Nope, one key per letter. T9 uses an internal dictionary to figure which word you meant, with some memory for preferred words when there's multiple matches and adding custom words.
Although I appreciate the effort, I see a couple of issues with this implementation:
* The demo doesn't seem to work properly, the first thing I tried to type was "hello world", but it didn't recognize "hello" and I got "43556" instead.
* The word list is generated generated C code, which makes it hard to use other dictionaries (languages) or to add words during use (you can't add all place and people names to the list, but people are going to want to reference a handful of them many times). Loading from and appending to a plain text word list would make more sense, and maybe additionally use a custom binary format for the trie structure for fast loading into memory once a word list is imported on first use (hardware that would benefit from T9 might not be fast enough for conversion to be "instant")
* Non-latin script support would be nice. Although I have no knowledge whether Greek or Cyrillic languages used a T9 mechanism, it would be a minor change to define.
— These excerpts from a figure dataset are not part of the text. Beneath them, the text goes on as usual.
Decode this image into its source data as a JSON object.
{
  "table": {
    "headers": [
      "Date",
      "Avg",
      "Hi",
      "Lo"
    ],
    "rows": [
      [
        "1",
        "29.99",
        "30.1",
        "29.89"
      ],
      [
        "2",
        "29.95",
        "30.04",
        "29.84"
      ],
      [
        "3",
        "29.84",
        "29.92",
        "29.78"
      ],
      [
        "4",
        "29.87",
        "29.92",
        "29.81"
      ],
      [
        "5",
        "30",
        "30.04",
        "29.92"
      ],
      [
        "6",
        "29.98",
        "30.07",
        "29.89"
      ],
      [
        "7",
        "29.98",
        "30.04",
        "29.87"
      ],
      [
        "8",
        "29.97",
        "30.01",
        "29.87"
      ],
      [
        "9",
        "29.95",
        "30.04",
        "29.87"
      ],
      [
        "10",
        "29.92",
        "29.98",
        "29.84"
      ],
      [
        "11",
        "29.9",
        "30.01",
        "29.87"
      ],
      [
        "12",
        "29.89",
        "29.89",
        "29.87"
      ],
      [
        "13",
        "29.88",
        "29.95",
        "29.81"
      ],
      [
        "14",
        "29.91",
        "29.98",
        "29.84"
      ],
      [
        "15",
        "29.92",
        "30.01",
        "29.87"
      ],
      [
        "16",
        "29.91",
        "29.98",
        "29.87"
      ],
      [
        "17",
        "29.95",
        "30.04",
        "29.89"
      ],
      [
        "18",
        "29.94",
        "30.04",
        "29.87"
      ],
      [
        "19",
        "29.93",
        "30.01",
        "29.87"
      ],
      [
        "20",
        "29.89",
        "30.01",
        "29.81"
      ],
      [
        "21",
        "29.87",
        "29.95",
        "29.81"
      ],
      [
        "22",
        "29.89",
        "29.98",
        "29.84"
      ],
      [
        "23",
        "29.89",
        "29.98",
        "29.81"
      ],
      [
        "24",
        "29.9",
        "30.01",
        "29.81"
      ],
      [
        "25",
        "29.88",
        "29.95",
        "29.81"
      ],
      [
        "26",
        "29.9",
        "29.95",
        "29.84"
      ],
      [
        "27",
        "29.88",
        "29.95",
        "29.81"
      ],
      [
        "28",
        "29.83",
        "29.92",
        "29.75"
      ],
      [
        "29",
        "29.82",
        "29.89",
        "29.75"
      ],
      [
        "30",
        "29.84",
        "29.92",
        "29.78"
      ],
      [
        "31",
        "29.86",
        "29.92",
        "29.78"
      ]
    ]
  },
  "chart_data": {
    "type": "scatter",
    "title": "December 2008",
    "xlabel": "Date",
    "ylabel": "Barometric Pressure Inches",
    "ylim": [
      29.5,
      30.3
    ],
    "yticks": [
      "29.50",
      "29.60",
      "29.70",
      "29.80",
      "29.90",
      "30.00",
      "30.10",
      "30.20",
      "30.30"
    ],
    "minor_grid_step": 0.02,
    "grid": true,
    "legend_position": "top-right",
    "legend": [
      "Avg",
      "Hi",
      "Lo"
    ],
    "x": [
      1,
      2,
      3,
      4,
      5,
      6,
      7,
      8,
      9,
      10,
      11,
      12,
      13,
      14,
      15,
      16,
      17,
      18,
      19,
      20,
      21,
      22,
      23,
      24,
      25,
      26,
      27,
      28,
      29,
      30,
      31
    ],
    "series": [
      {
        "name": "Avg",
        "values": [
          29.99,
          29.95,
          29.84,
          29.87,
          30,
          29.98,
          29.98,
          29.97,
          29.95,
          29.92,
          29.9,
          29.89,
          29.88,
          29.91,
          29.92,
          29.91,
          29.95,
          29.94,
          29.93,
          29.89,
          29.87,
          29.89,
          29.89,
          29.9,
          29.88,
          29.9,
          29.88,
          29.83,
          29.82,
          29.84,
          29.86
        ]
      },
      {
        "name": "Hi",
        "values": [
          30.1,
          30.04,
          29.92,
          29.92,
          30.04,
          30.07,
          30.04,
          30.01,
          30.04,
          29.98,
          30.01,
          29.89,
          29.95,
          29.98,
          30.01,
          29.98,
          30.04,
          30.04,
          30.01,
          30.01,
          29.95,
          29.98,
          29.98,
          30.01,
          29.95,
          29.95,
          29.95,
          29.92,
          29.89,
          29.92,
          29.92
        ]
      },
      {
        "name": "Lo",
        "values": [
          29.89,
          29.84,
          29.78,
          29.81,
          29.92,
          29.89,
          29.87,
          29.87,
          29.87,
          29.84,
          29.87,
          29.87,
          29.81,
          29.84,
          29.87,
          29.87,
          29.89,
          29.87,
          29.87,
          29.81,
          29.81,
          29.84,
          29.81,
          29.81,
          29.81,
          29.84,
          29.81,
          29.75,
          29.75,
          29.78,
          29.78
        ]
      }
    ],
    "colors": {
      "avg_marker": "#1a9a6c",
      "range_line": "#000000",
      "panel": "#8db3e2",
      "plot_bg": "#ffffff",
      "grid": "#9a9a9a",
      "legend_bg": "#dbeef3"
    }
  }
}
Korean 12-key typing is also very cool, but I don't know whether that counts as T9.
I don't think I ever really knew what it was, other than "that thing that made typing difficult". I doubt any phone shipped with a Slovene dictionary for T9, so it was probably just doing its best trying to map my seemingly nonsensical keypresses onto English words.
The great thing about T9 (certainly on the Nokia 3210 and 8210) back in the day was you could type messages fast with few k/s without looking. As long as you had enough experience to know the word combos.
Ive never found a t9 system as good as the Nokia implementation. In some respects its better than qwerty for short messages. And don’t get me started on apples fundamentally broken auto correct system. People dont know any better these days. There’s actual adults walking today that have never typed on a real keyboard.
Later there were adaptive versions which had an auto-populated user dictionary but that made "a blind T9ing" prone to errors.
Yes, the later variants both had a custom/user dictionary and could learn %he new words from the input. The latter could add the uncertainty in the input.
On the nokia you'd press the button and it would cycle through the options. Once you knew all the words you could type really very fast indeed, and blind.
Someone asked about custom words below. You could definitely add custom words. I think you had to switch out of T9, key the word the old way and then switch back then 'add' to dictionary, but once in it would stay in the dictionary. I'm sure the amount of memory for custom words was quoted in marketing material at somepoint.
Sadly the Apple Watch doesn't do proper external text input. You can connect a bluetooth keyboard, but it works by sending all input via the VoiceOver accessibility feature, which is slow and fidgety.